Something happened. The flamboyance of it, the pure showmanship of it, staggers my imagination. The demonstration of Divine Love in such a dramatic symbolic gesture makes every other artistic performance, I can think of, pale to insignificance. That he could stand before the world and proclaim that the old impersonal gods are dead; that there is a now new order, never seen on Earth before; that there is now a PERSON in whom we can find comfort and help by the merest act of humble supplication. That is a very big wow.
The establishment of the Kingdom of Heaven on Earth through this magnificent demonstration of compassion was completely new, revolutionary, epoch-making.

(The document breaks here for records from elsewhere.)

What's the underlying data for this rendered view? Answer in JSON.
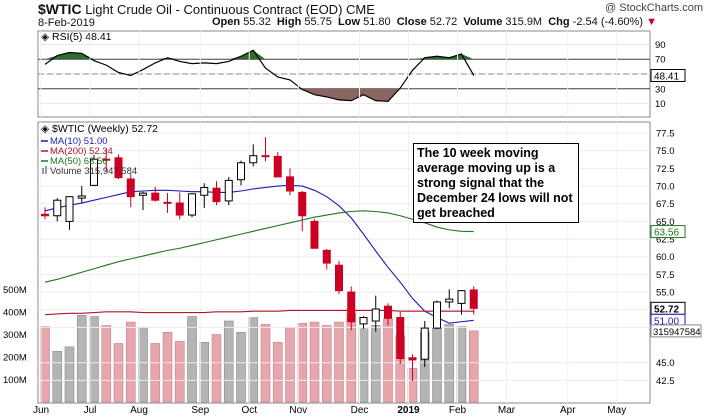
{
  "header": {
    "symbol": "$WTIC",
    "name": "Light Crude Oil - Continuous Contract (EOD)",
    "exchange": "CME",
    "copyright": "@ StockCharts.com",
    "date": "8-Feb-2019",
    "open_label": "Open",
    "open": "55.32",
    "high_label": "High",
    "high": "55.75",
    "low_label": "Low",
    "low": "51.80",
    "close_label": "Close",
    "close": "52.72",
    "volume_label": "Volume",
    "volume": "315.9M",
    "chg_label": "Chg",
    "chg": "-2.54 (-4.60%)"
  },
  "annotation": "The 10 week moving average moving up is a strong signal that the December 24 lows will not get breached",
  "colors": {
    "up": "#000000",
    "down": "#cc0022",
    "ma10": "#1c1cb4",
    "ma200": "#b4142a",
    "ma50": "#1e781e",
    "rsi_line": "#000000",
    "rsi_ob": "#2f6b2f",
    "rsi_os": "#8b6561",
    "vol_up": "#b4b4b4",
    "vol_down": "#e6a6ac"
  },
  "chart_data": [
    {
      "type": "line",
      "panel": "rsi",
      "legend": "RSI(5) 48.41",
      "ylim": [
        0,
        100
      ],
      "y_ticks": [
        "10",
        "30",
        "50",
        "70",
        "90"
      ],
      "levels": [
        30,
        70
      ],
      "last_value_label": "48.41",
      "values": [
        63,
        75,
        79,
        78,
        68,
        62,
        52,
        48,
        56,
        65,
        72,
        67,
        64,
        65,
        64,
        67,
        74,
        82,
        58,
        46,
        42,
        29,
        22,
        19,
        15,
        14,
        22,
        14,
        13,
        31,
        55,
        72,
        74,
        72,
        77,
        48
      ]
    },
    {
      "type": "candlestick",
      "panel": "price",
      "legend": "$WTIC (Weekly) 52.72",
      "ylim": [
        41,
        78.5
      ],
      "y_ticks": [
        "42.5",
        "45.0",
        "50.0",
        "52.5",
        "55.0",
        "57.5",
        "60.0",
        "62.5",
        "65.0",
        "67.5",
        "70.0",
        "72.5",
        "75.0",
        "77.5"
      ],
      "x_labels": [
        "Jun",
        "Jul",
        "Aug",
        "Sep",
        "Oct",
        "Nov",
        "Dec",
        "2019",
        "Feb",
        "Mar",
        "Apr",
        "May"
      ],
      "ohlc": [
        [
          66.0,
          67.0,
          65.3,
          65.8
        ],
        [
          65.8,
          68.3,
          65.0,
          68.0
        ],
        [
          65.0,
          68.5,
          63.8,
          68.5
        ],
        [
          68.3,
          70.0,
          67.6,
          68.6
        ],
        [
          70.1,
          74.4,
          70.0,
          73.8
        ],
        [
          73.8,
          75.3,
          72.0,
          73.7
        ],
        [
          74.0,
          74.5,
          71.0,
          71.2
        ],
        [
          71.0,
          71.7,
          67.0,
          68.5
        ],
        [
          68.7,
          69.2,
          66.6,
          69.0
        ],
        [
          69.0,
          69.9,
          67.8,
          68.0
        ],
        [
          67.7,
          69.0,
          66.2,
          67.6
        ],
        [
          67.6,
          69.1,
          65.3,
          65.9
        ],
        [
          65.9,
          69.0,
          65.6,
          68.9
        ],
        [
          68.7,
          70.4,
          66.9,
          69.8
        ],
        [
          69.7,
          70.7,
          67.3,
          67.8
        ],
        [
          67.9,
          71.3,
          67.3,
          70.8
        ],
        [
          70.9,
          73.6,
          70.1,
          73.3
        ],
        [
          73.3,
          75.9,
          72.8,
          74.3
        ],
        [
          74.3,
          76.9,
          73.5,
          74.2
        ],
        [
          74.2,
          74.8,
          71.6,
          71.3
        ],
        [
          71.3,
          72.5,
          68.7,
          69.3
        ],
        [
          69.1,
          69.3,
          63.6,
          65.8
        ],
        [
          65.0,
          65.3,
          61.2,
          61.2
        ],
        [
          60.9,
          61.1,
          58.2,
          59.1
        ],
        [
          58.8,
          59.4,
          54.7,
          55.2
        ],
        [
          55.0,
          55.8,
          49.6,
          50.8
        ],
        [
          50.5,
          51.6,
          49.8,
          51.4
        ],
        [
          50.9,
          54.5,
          49.4,
          52.6
        ],
        [
          53.0,
          53.4,
          50.3,
          51.3
        ],
        [
          51.4,
          52.2,
          44.8,
          45.6
        ],
        [
          45.7,
          46.2,
          42.4,
          45.4
        ],
        [
          45.5,
          50.9,
          44.4,
          49.9
        ],
        [
          49.9,
          53.8,
          49.8,
          53.6
        ],
        [
          53.6,
          55.4,
          52.7,
          54.0
        ],
        [
          53.4,
          55.3,
          51.8,
          55.2
        ],
        [
          55.3,
          55.8,
          51.8,
          52.7
        ]
      ],
      "series": [
        {
          "name": "MA(10)",
          "legend": "MA(10) 51.00",
          "last_label": "51.00",
          "values": [
            66.5,
            66.9,
            67.3,
            67.6,
            68.0,
            68.4,
            68.8,
            69.2,
            69.3,
            69.4,
            69.4,
            69.3,
            69.2,
            69.2,
            69.1,
            69.1,
            69.3,
            69.6,
            69.8,
            70.0,
            70.1,
            70.0,
            69.4,
            68.5,
            67.2,
            65.5,
            63.2,
            60.8,
            58.5,
            56.4,
            54.1,
            52.3,
            51.4,
            50.6,
            50.8,
            51.0
          ]
        },
        {
          "name": "MA(200)",
          "legend": "MA(200) 52.34",
          "last_label": "52.34",
          "values": [
            51.8,
            51.9,
            52.0,
            52.0,
            52.1,
            52.2,
            52.2,
            52.2,
            52.1,
            52.1,
            52.1,
            52.1,
            52.1,
            52.1,
            52.2,
            52.2,
            52.2,
            52.3,
            52.3,
            52.3,
            52.4,
            52.4,
            52.4,
            52.4,
            52.4,
            52.4,
            52.4,
            52.4,
            52.4,
            52.3,
            52.3,
            52.3,
            52.3,
            52.3,
            52.3,
            52.3
          ]
        },
        {
          "name": "MA(50)",
          "legend": "MA(50) 63.56",
          "last_label": "63.56",
          "values": [
            56.4,
            56.8,
            57.3,
            57.8,
            58.3,
            58.8,
            59.3,
            59.7,
            60.1,
            60.5,
            60.9,
            61.2,
            61.6,
            62.0,
            62.4,
            62.8,
            63.2,
            63.6,
            64.0,
            64.4,
            64.8,
            65.2,
            65.6,
            65.9,
            66.2,
            66.4,
            66.5,
            66.4,
            66.2,
            65.8,
            65.3,
            64.8,
            64.2,
            63.8,
            63.6,
            63.56
          ]
        }
      ]
    },
    {
      "type": "bar",
      "panel": "volume",
      "legend": "Volume 315,947,584",
      "last_value_label": "315947584",
      "y_ticks": [
        "100M",
        "200M",
        "300M",
        "400M",
        "500M"
      ],
      "ylim": [
        0,
        560
      ],
      "values": [
        335,
        225,
        245,
        385,
        380,
        340,
        260,
        355,
        330,
        260,
        310,
        270,
        380,
        265,
        300,
        360,
        310,
        375,
        345,
        265,
        330,
        350,
        355,
        340,
        355,
        395,
        325,
        340,
        370,
        295,
        150,
        310,
        330,
        345,
        335,
        316
      ],
      "down": [
        1,
        0,
        0,
        0,
        0,
        1,
        1,
        1,
        0,
        1,
        1,
        1,
        0,
        0,
        1,
        0,
        0,
        0,
        1,
        1,
        1,
        1,
        1,
        1,
        1,
        1,
        0,
        0,
        1,
        1,
        1,
        0,
        0,
        0,
        0,
        1
      ]
    }
  ]
}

True, countless atrocities have been committed in Jesus's name; Man's ability to vulgarize every beautiful created thing is almost as mind-boggling as the Crucifixion, but still--for the disciple willing to reach out and touch the face of the PERSON Jesus, what happened is--well, we are saved. And that is enough of a bottom line for me.
There is a David Mamet movie called "We're No Angels" about a couple of convicts who escape from prison and pretend to be Catholic priests visiting a monastery. At one point they steal some clothes off a clothesline, and one of the guys forgets to take a clothespin off the collar of his stolen shirt. One of the monks at the monastery asks about the clothespin, and the convicts says, "You know what that is? You know what that is? Uh, uh, it's a reminder." The next day the gullible monk is seen wearing a clothespin on his collar. For us, the cross, the dove, the lamb, the lilies, the communion, should all serve as reminders that every day we live in peace on Earth is a gift from God--reminders that Jesus watches over us and blesses us, and invites us to take our place in His Heavenly Kingdom.